…На пропускном пункте их хотели завернуть: дальше гражданским ходу нет, в четырёх акнарах передовая. И тут, к ужасу Тапри, цергард Эйнер взял и выложил открытым текстом, куда именно они направляются!
— Ведь нам, чадо божье, как раз туда и надобно. К Сиварскому храму пробиваться будем.
— Что-о?! — солдат воззрился на монахов с таким видом, будто пытался решить, кого вызывать — конвой или санитаров. — Это ж на вражеской территории! Вам, что ли, жить надоело?! А ну, пшли прочь, не то… — он угрожающе повёл дулом автомата.
Трое монахов не сдвинулись с места. Двое стояли молча, потупив взоры, лица их скрывали большие капюшоны. Третий — молодой, мальчик совсем — уставился ему в лицо холодными светлыми глазами смертника. Кто бы мог подумать, что монахи умеют так жутко смотреть?
— Пропусти нас, чадо божье, во имя трёх Создателей и святой Матери-Вдовицы. Идём по их повелению, и повернуть вспять не вправе.
Три десятка лет назад сменилась власть в Арингораде, (бывшей Империи Венрад) и верить в богов стало не принято. Но как же не верить в них, когда пули свищут над головой, и снаряды рвутся кругом, и чёрная топь караулит, разинув вечно голодную пасть? Когда товарищи твои гибнут один за другим, но тебя самого беда почему-то, раз за разом, милостиво обходит стороной? Во что ещё верить, на кого уповать, к кому взывать о спасении? Это там, в тылу, можно форсить, следуя моде. А на фронте — страшно. И ещё страшнее — богов прогневить. Остановишь сегодня этих трёх — а завтра самого тебя… навсегда остановят. Право, ну их к богу, пусть лезут, куда хотят… Однако, жалко. Ни за что сгинут, люди ведь…
— Да ведь я о чём, — уже в другом тоне, жалобно заговорил постовой. — Не перейти вам фронт живыми! Одумайтесь, на верную гибель идёте!
— Так ведь нам, чадо божье, выбора не дано. Отречёмся от избранного послушания, не исполним — придётся на себя руки наложить, — такое жестокое правило действительно бытовало у монахов ордена Святой Вдовицы. — А поступим по совести, так боги милостивы, глядишь, уберегут. На всё их воля!
И что ты на это скажешь? Пришлось пропустить.
…— Ох, и дремучий в провинции народ! — сетовал цергард Эйнер, оглядываясь. Бывал он на фронте, и знал прекрасно, о чём думал солдат-постовой, пропуская их в запретную зону вопреки всем приказам и инструкциям. Этот пропустил, и другие пропустят… Может, оно и к лучшему, что ведомство соратника Кузара не успело искоренить религию как социально вредное явление?

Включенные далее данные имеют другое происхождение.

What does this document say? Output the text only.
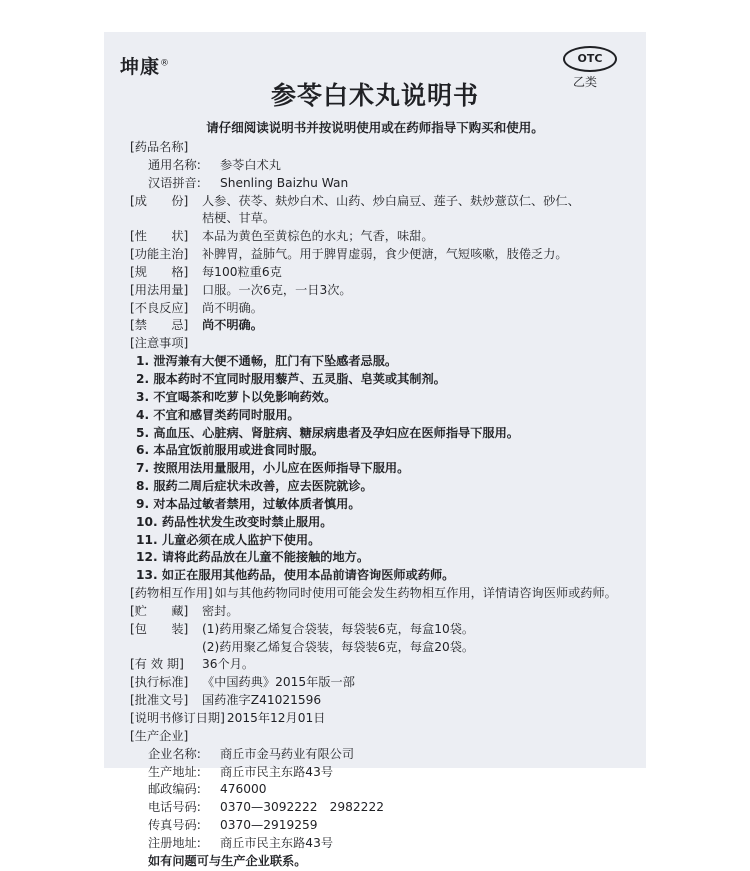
坤康®	OTC
乙类
参苓白术丸说明书
请仔细阅读说明书并按说明使用或在药师指导下购买和使用。
[药品名称]
通用名称: 参苓白术丸
汉语拼音: Shenling Baizhu Wan
[成　　份] 人参、茯苓、麸炒白术、山药、炒白扁豆、莲子、麸炒薏苡仁、砂仁、
桔梗、甘草。
[性　　状] 本品为黄色至黄棕色的水丸；气香，味甜。
[功能主治] 补脾胃，益肺气。用于脾胃虚弱，食少便溏，气短咳嗽，肢倦乏力。
[规　　格] 每100粒重6克
[用法用量] 口服。一次6克，一日3次。
[不良反应] 尚不明确。
[禁　　忌] 尚不明确。
[注意事项]
1. 泄泻兼有大便不通畅，肛门有下坠感者忌服。
2. 服本药时不宜同时服用藜芦、五灵脂、皂荚或其制剂。
3. 不宜喝茶和吃萝卜以免影响药效。
4. 不宜和感冒类药同时服用。
5. 高血压、心脏病、肾脏病、糖尿病患者及孕妇应在医师指导下服用。
6. 本品宜饭前服用或进食同时服。
7. 按照用法用量服用，小儿应在医师指导下服用。
8. 服药二周后症状未改善，应去医院就诊。
9. 对本品过敏者禁用，过敏体质者慎用。
10. 药品性状发生改变时禁止服用。
11. 儿童必须在成人监护下使用。
12. 请将此药品放在儿童不能接触的地方。
13. 如正在服用其他药品，使用本品前请咨询医师或药师。
[药物相互作用] 如与其他药物同时使用可能会发生药物相互作用，详情请咨询医师或药师。
[贮　　藏] 密封。
[包　　装] (1)药用聚乙烯复合袋装，每袋装6克，每盒10袋。
(2)药用聚乙烯复合袋装，每袋装6克，每盒20袋。
[有 效 期] 36个月。
[执行标准] 《中国药典》2015年版一部
[批准文号] 国药准字Z41021596
[说明书修订日期] 2015年12月01日
[生产企业]
企业名称: 商丘市金马药业有限公司
生产地址: 商丘市民主东路43号
邮政编码: 476000
电话号码: 0370—3092222　2982222
传真号码: 0370—2919259
注册地址: 商丘市民主东路43号
如有问题可与生产企业联系。
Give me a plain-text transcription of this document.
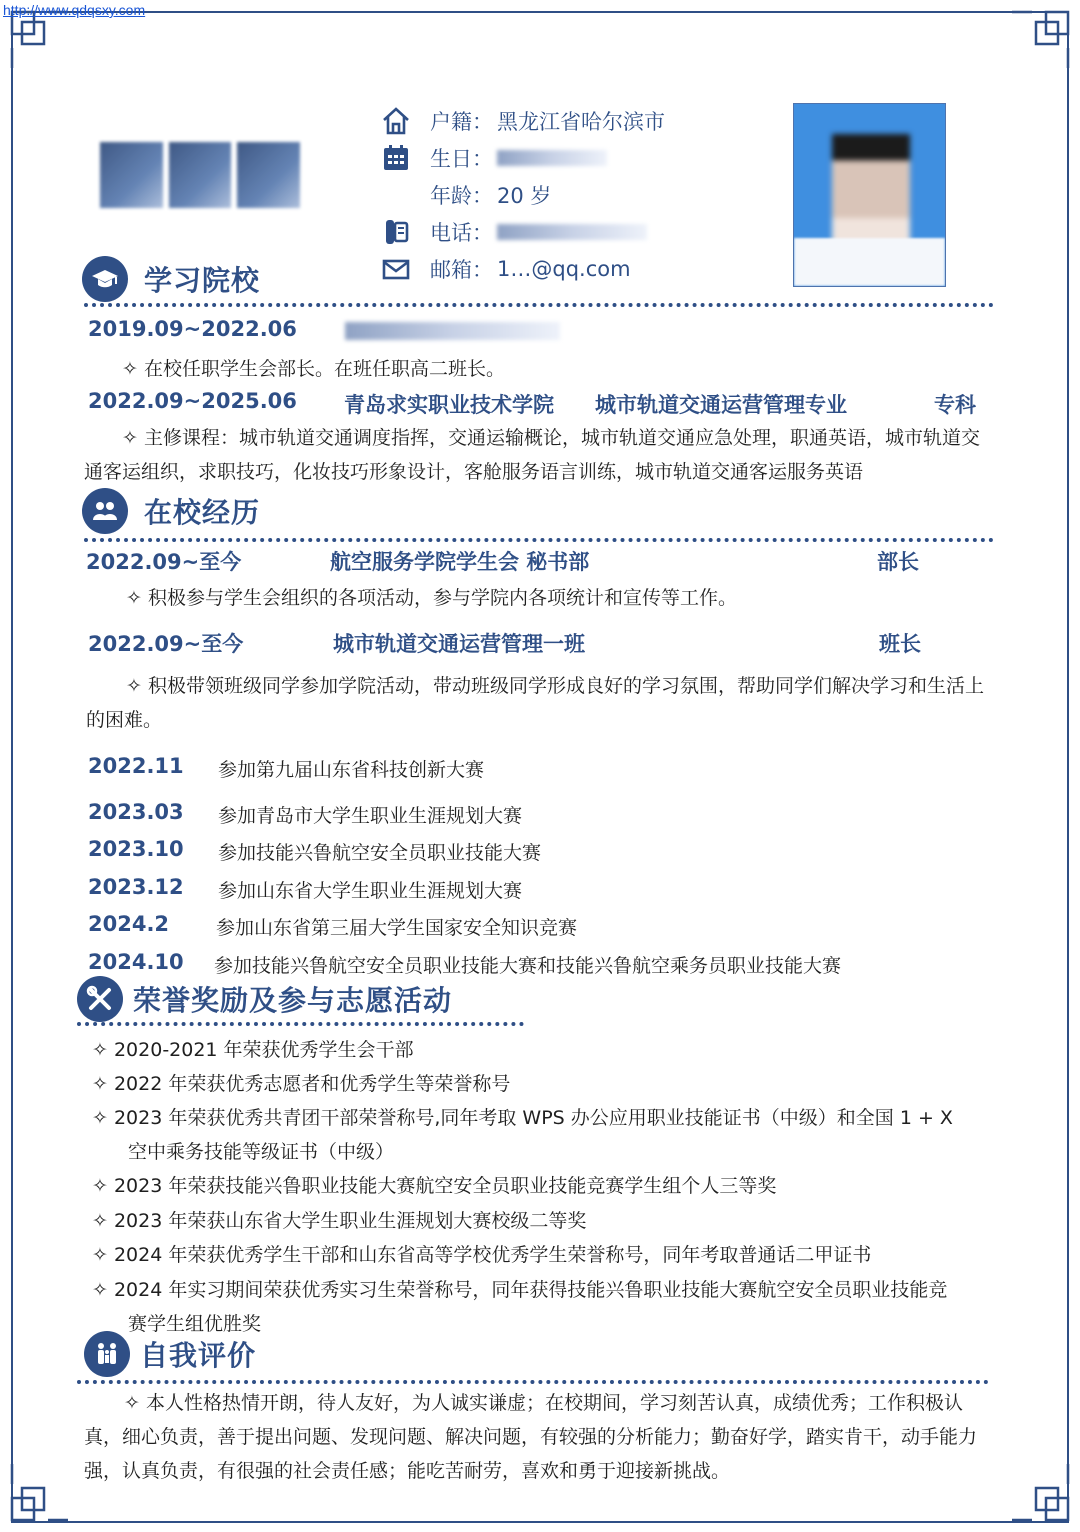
http://www.qdqsxy.com
户籍： 黑龙江省哈尔滨市
生日：
年龄： 20 岁
电话：
邮箱： 1…@qq.com
学习院校
2019.09~2022.06
✧ 在校任职学生会部长。在班任职高二班长。
2022.09~2025.06 青岛求实职业技术学院 城市轨道交通运营管理专业	专科
✧ 主修课程：城市轨道交通调度指挥，交通运输概论，城市轨道交通应急处理，职通英语，城市轨道交通客运组织，求职技巧，化妆技巧形象设计，客舱服务语言训练，城市轨道交通客运服务英语
在校经历
2022.09~至今	航空服务学院学生会 秘书部	部长
✧ 积极参与学生会组织的各项活动，参与学院内各项统计和宣传等工作。
2022.09~至今	城市轨道交通运营管理一班	班长
✧ 积极带领班级同学参加学院活动，带动班级同学形成良好的学习氛围，帮助同学们解决学习和生活上的困难。
2022.11 参加第九届山东省科技创新大赛
2023.03 参加青岛市大学生职业生涯规划大赛
2023.10 参加技能兴鲁航空安全员职业技能大赛
2023.12 参加山东省大学生职业生涯规划大赛
2024.2 参加山东省第三届大学生国家安全知识竞赛
2024.10 参加技能兴鲁航空安全员职业技能大赛和技能兴鲁航空乘务员职业技能大赛
荣誉奖励及参与志愿活动
✧ 2020-2021 年荣获优秀学生会干部
✧ 2022 年荣获优秀志愿者和优秀学生等荣誉称号
✧ 2023 年荣获优秀共青团干部荣誉称号,同年考取 WPS 办公应用职业技能证书（中级）和全国 1 + X
空中乘务技能等级证书（中级）
✧ 2023 年荣获技能兴鲁职业技能大赛航空安全员职业技能竞赛学生组个人三等奖
✧ 2023 年荣获山东省大学生职业生涯规划大赛校级二等奖
✧ 2024 年荣获优秀学生干部和山东省高等学校优秀学生荣誉称号，同年考取普通话二甲证书
✧ 2024 年实习期间荣获优秀实习生荣誉称号，同年获得技能兴鲁职业技能大赛航空安全员职业技能竞
赛学生组优胜奖
自我评价
✧ 本人性格热情开朗，待人友好，为人诚实谦虚；在校期间，学习刻苦认真，成绩优秀；工作积极认真，细心负责，善于提出问题、发现问题、解决问题，有较强的分析能力；勤奋好学，踏实肯干，动手能力强，认真负责，有很强的社会责任感；能吃苦耐劳，喜欢和勇于迎接新挑战。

Злой южный ветер гнал по ржавому небу синюшные обрывки облаков, так и не пролившиеся дождём. Похоже, весна начиналась с засухи — дайте-то Создатели! В сухие месяцы топь покрывается упругой коркой, способной выдержать вес человека. Тогда можно сходить с дороги и идти, куда надо, по целине, минуя многие и многие опасности, и подвергаясь ежеминутно лишь одной: ступить на участок слишком тонкий, провалиться в жидкую бездну. Но бывший диверсант-смертник Эйнер Рег-ат столько акнаров топи отмерил своими ногами, а чаще — животом, что умел угадывать её состояние по едва уловимым приметам, ничего не говорящим человеку тыловому, неопытному. Агарду Тапри, например.
— Ну, куда ты ступаешь, полип безмозглый? — бранил его цергард, в очередной раз оттаскивая от чёрной полыньи. — Я же говорил, если под ногой сильнее пружинит — дальше пути нет, нужно обходить. А ты прёшь напролом, как ширококолёсный болотоход!
— Виноват, исправлюсь! — каялся Тапри, но исправиться как раз и не получалось. Под ногами пружинило постоянно, и уловить ту эфемерную грань, что отделяла норму от признака опасности, он был не в состоянии. Невозможно в один день усвоить науку, постигаемую годами.
— Короче, иди за нами след в след, — велели ему. Он так и делал. Но постепенно, незаметно, какая-то неведомая сила тянула его в бок, заставляла уклоняться в сторону — наваждение, да и только. Он уже сбился со счёта, сколько раз ему приходилось замирать на месте, затаив дыхание, боясь пошевелиться, и зачарованно наблюдать, как из-под треснувшей коры, с виду надежной, будто сама твердь, вдруг начинает сочиться чёрная жижа, как медленно, но неотвратимо, погружаются в неё подошвы сапог… А дальше всё разрешалось благополучно. Один из спутников — кто оказывался ближе — брал его за руку и рывком возвращал на безопасное место. Окаянный пришелец — ему самому и топь была нипочём! — проделывал всю процедуру молча, но смотрел так выразительно, будто хотел сказать: «навязали идиотика на мою голову!» Становилось стыдно до слёз. Господин Верховный цергард был снисходительнее. Правда, он не молчал, он ругался по-всякому, но получалось у него не обидно — как-то по-родственному, с искренним участием. Тапри было приятнее, когда его выуживал именно он.
Они двигались параллельным курсом вдоль дороги, шагах в трёхстах от насыпи. Идти верхом было рискованно — запретная зона, монах ты, или нет, лишний раз «отсвечивать» ни к чему — так сказало начальство. Навстречу то и дело попадались транспорты с ранеными, от города к передовой шли колонны бронетехники и тягачей с боеприпасами. Цергард Эйнер всегда первым улавливал их приближение, не по звуку даже, по еле ощутимому колебанию субстрата. Тогда все трое ложились ничком, натянув на голову специально заляпанные чёрной грязью рясы, и изображали из себя рельеф местности.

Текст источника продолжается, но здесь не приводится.